In the middle of a nervous breakdown (of the panic attack variety) many people wonder if they are going to "lose it," go crazy, or die of a heart attack or suffocation. These terms are often used to give a name to the unsettling symptoms of panic attacks, especially the anxiety attacks that include hyperventilation. Individuals who are dealing with anxiety and worry - day in and day out - are also more likely to experience panic attacks as well.
Anxiety Attacks: How the Nervous Breakdown Breaks
If you are one of more than 1 in 20 Americans who have frequent panic attacks throughout their lifetime, you may recoginze most of these symptoms, and know them all too well: a sense of feeling suffocation, rapid heart beat, cold and sweaty hands, trembling, dizzyness, a spike in blood pressure, frequent rapid shallow breathing, chest pain, and of course the already mentioned fears of going crazy, losing it, and having a nervous breakdown.

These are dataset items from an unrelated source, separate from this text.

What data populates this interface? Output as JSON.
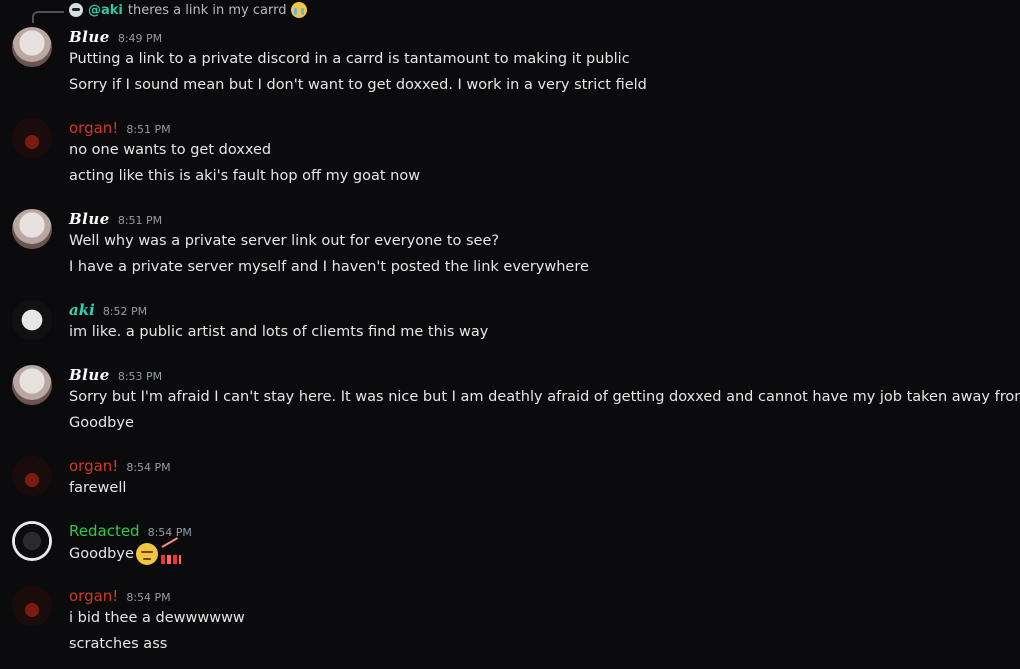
{
  "reply": {
    "author": "@aki",
    "text": "theres a link in my carrd",
    "emoji": "loudly-crying-face-emoji"
  },
  "messages": [
    {
      "author": "Blue",
      "time": "8:49 PM",
      "lines": [
        "Putting a link to a private discord in a carrd is tantamount to making it public",
        "Sorry if I sound mean but I don't want to get doxxed. I work in a very strict field"
      ]
    },
    {
      "author": "organ!",
      "time": "8:51 PM",
      "lines": [
        "no one wants to get doxxed",
        "acting like this is aki's fault hop off my goat now"
      ]
    },
    {
      "author": "Blue",
      "time": "8:51 PM",
      "lines": [
        "Well why was a private server link out for everyone to see?",
        "I have a private server myself and I haven't posted the link everywhere"
      ]
    },
    {
      "author": "aki",
      "time": "8:52 PM",
      "lines": [
        "im like. a public artist and lots of cliemts find me this way"
      ]
    },
    {
      "author": "Blue",
      "time": "8:53 PM",
      "lines": [
        "Sorry but I'm afraid I can't stay here. It was nice but I am deathly afraid of getting doxxed and cannot have my job taken away from me",
        "Goodbye"
      ]
    },
    {
      "author": "organ!",
      "time": "8:54 PM",
      "lines": [
        "farewell"
      ]
    },
    {
      "author": "Redacted",
      "time": "8:54 PM",
      "lines": [
        "Goodbye"
      ],
      "emojis": [
        "pensive-face-emoji",
        "chart-decreasing-emoji"
      ]
    },
    {
      "author": "organ!",
      "time": "8:54 PM",
      "lines": [
        "i bid thee a dewwwwww",
        "scratches ass"
      ]
    }
  ],
  "colors": {
    "background": "#0b0b0d",
    "organ": "#d03a1e",
    "aki": "#34d3b0",
    "redacted": "#2ecc40",
    "timestamp": "#949ba4"
  }
}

These symptoms begin as anxiety. Accustomed as anxious people are to being tense and stressed - see a discussion of the fight or flight response to understand why - they generally have too much adrenaline, too much cortisol, too much tension, and too much oxxygen. As the anxiety attacks build they breathe more and more frequently, with deep shallow breaths. The result is too much oxygen.
As explained in the video, the body gets tricked by its own regulating system, which can not distinguish why the oxygen is out of balance, only that it is. The person experiencing hyperventilation as part of his panic attack, mistakenly tries hard to breathe more oxygen, when in fact the increase of oxygen makes the spiraling "nervous breakdown" that much worse. While it eventually passes (often in as little as a half hour) the person who has faced it is usually certain eith that they had a heart attack or that they were going crazy.

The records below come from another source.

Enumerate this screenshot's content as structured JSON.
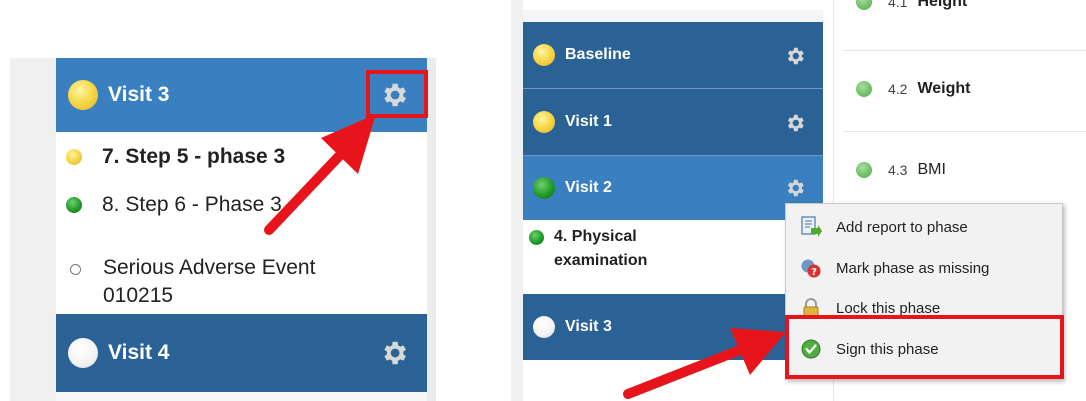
{
  "left_panel": {
    "phases": [
      {
        "label": "Visit 3",
        "status": "yellow"
      },
      {
        "label": "Visit 4",
        "status": "white"
      }
    ],
    "items": [
      {
        "label": "7. Step 5 - phase 3",
        "status": "yellow",
        "bold": true
      },
      {
        "label": "8. Step 6 - Phase 3",
        "status": "green",
        "bold": false
      },
      {
        "line1": "Serious Adverse Event",
        "line2": "010215",
        "status": "empty",
        "bold": false
      }
    ]
  },
  "right_panel": {
    "phases": [
      {
        "label": "Baseline",
        "status": "yellow"
      },
      {
        "label": "Visit 1",
        "status": "yellow"
      },
      {
        "label": "Visit 2",
        "status": "green"
      },
      {
        "label": "Visit 3",
        "status": "white"
      }
    ],
    "item": {
      "line1": "4. Physical",
      "line2": "examination",
      "status": "green"
    },
    "fields": [
      {
        "num": "4.1",
        "label": "Height"
      },
      {
        "num": "4.2",
        "label": "Weight"
      },
      {
        "num": "4.3",
        "label": "BMI"
      }
    ],
    "context_menu": {
      "items": [
        {
          "label": "Add report to phase",
          "icon": "add-report-icon"
        },
        {
          "label": "Mark phase as missing",
          "icon": "mark-missing-icon"
        },
        {
          "label": "Lock this phase",
          "icon": "lock-icon"
        },
        {
          "label": "Sign this phase",
          "icon": "sign-check-icon"
        }
      ]
    }
  },
  "colors": {
    "phase_active": "#3a80c1",
    "phase_default": "#2b6296",
    "highlight": "#e8141b",
    "arrow": "#e8141b"
  }
}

Several interventions are effective in bringing panic attacks under control. Anti-anxiety medication is very effective because it is fast acting, but the use as a symptom treatment for panic is controversial, and because tolerance can develop for most of the minor tranquilizers, many prefer to avoid the addictive potenial by working on overcoming anxiety.
Related Mental Health Problems
Psychologists and psychiatrists do not really use terms like "going crazy" or "nervous breakdown" to describe patients. Probably the closest mental illnesses to what the patient fears are the psychoses: especially schizophrenia, paranioa, and Bipolar Disorder when it becomes psychotic. Psychotic individuals often have hallucinations and delusions. They frequently are disturbed by seeing things or hearing voices that are not there, or they may believe that others are out to do them harm. But while individuals experiencing an anxiety attack is usually afraid (even when they know better) with the exception of paranoid individuals fear is often not a central component of the psychoses.
Another apparently "crazy" symptom that looks like psychosis but belongs instead to the anxiety disorder spectrum, are the voices frequently heard by clients who have PTSD. These individuals are sometimes mistaken for crazy, but are typically instead using a defense known as dissociation to cope with the tramatic events. They also may feel a sense that things are not real or that they are not themselves, both of which can be described by the client as a worry about going crazy or having a nervous breakdown. This is of course erroneous.
Many armchair psychologists think they understand phrases like these, and the term "insanity," but the latter is also not a clinical, but rather a legal term.